Eine Detonation beim Einkaufen

Gerade am Freitagmorgen herrscht große Aufregung, als die 41-Jährige sich bei ihrer Familie in der Ukraine meldet. Eigentlich leben Mutter und Brüder in einer bislang halbwegs sicheren Gegend im Westen des Landes – vor russischen Angriffen ist Luzk bis dato verschont geblieben, und sogar Flüchtlinge aus dem Osten des Landes haben dort Unterschlupf gefunden. Doch jetzt ist der Militärflughafen in Luzk Ziel einer russischen Attacke geworden. „Meine Mutter war gerade beim Einkaufen“, berichtet Tanja Vocino. Da hat sie den lauten Schlag gehört und die Rauchwolke gesehen. Sechs Menschen sind verletzt worden, zwei Personen wurden getötet, soviel erfährt Tanja Vocino schnell. Und als sie hört, dass ihrer Familie nichts zugestoßen ist, atmet sie auf. Und dennoch: Seit der Detonation ist die Angst bei der Ludwigsburgerin und ihrer Familie 1500 Kilometer entfernt in der Ukraine größer. „Ich telefoniere mindestens drei Mal am Tag mit meiner Mutter“, sagt die 41-Jährige.

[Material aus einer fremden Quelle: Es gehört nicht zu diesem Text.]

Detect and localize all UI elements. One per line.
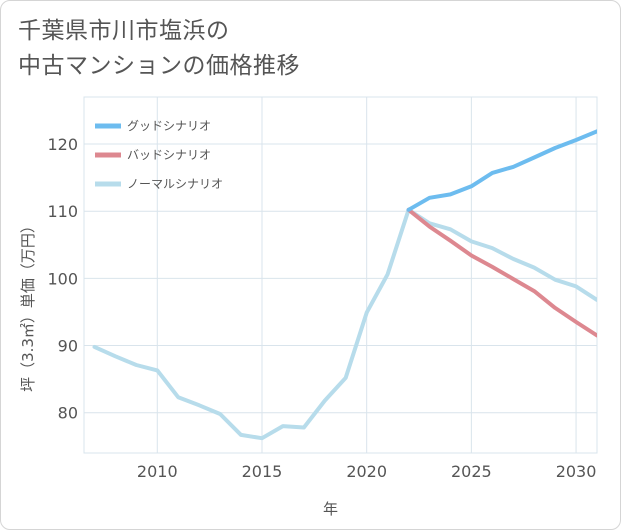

Mutter möchte nicht flüchten

Flüchten, so Tanja Vocino, möchten ihre 64-jährige Mutter und Brüder erst mal nicht – zumal ihre Stadt bislang als sicher galt. „Meine Mutter möchte bleiben und ihre Söhne und deren Familien versorgen“, sagt die Ludwigsburgerin. Denn bis Freitagmorgen konnte die Familie ein fast normales Leben führen: Die Läden verkauften Lebensmittel, Angriffe gab es keine. Zurzeit packt die Ukrainerin mit an und knüpft dringend benötigte Militärnetze. Panisch oder vor Angst aufgelöst – so erlebt Tanja Vocino ihre Mutter nicht. „Das ist nicht ihre Art und auch nicht der richtige Weg, mit der Situation umzugehen.“

Lesen Sie aus unserem Angebot: Friedensgebet in Ludwigsburg

Allerdings hat die Mutter in der Ukraine ihren kleinen Koffer für den Notfall gepackt und bereitgestellt. „Wir sind in Bereitschaft und können jederzeit losfahren, um sie an der polnischen Grenze abzuholen“, sagt Vocino. In ihrem Haus in Ludwigsburg wäre genug Platz, um die Familienmitglieder aufzunehmen. Vor 20 Jahren ist Tanja Vocino als Au-Pair-Mädchen nach Deutschland gekommen und der Liebe wegen geblieben.

Hilfe aus der Ferne

Tanja Vocino, Mutter von zwei Kindern, nimmt sich ihre Mama zum Vorbild und versucht, ruhig zu bleiben in dieser unübersichtlichen Lage. Nach Luzk fahren und dort helfen, das kommt für die 41-Jährige nicht infrage. „Ich bin dort wenig nützlich.“ In Ludwigsburg könne sie viel mehr ausrichten: Geld verdienen und ihrer Familie schicken.

Lesen Sie aus unserem Angebot: Vereinte Anstrengung für Ukraine-Hilfe

Und nicht nur das: Tanja Vocino hat sich für einen Hilfstransport in die Ukraine engagiert – gemeinsam mit der Kleeblatt-Pflegeheim-Gesellschaft, in deren Ludwigsburger Personalabteilung sie arbeitet. Vor einer Woche hat der Lastwagen die Sammelstelle in Steinheim an der Murr verlassen.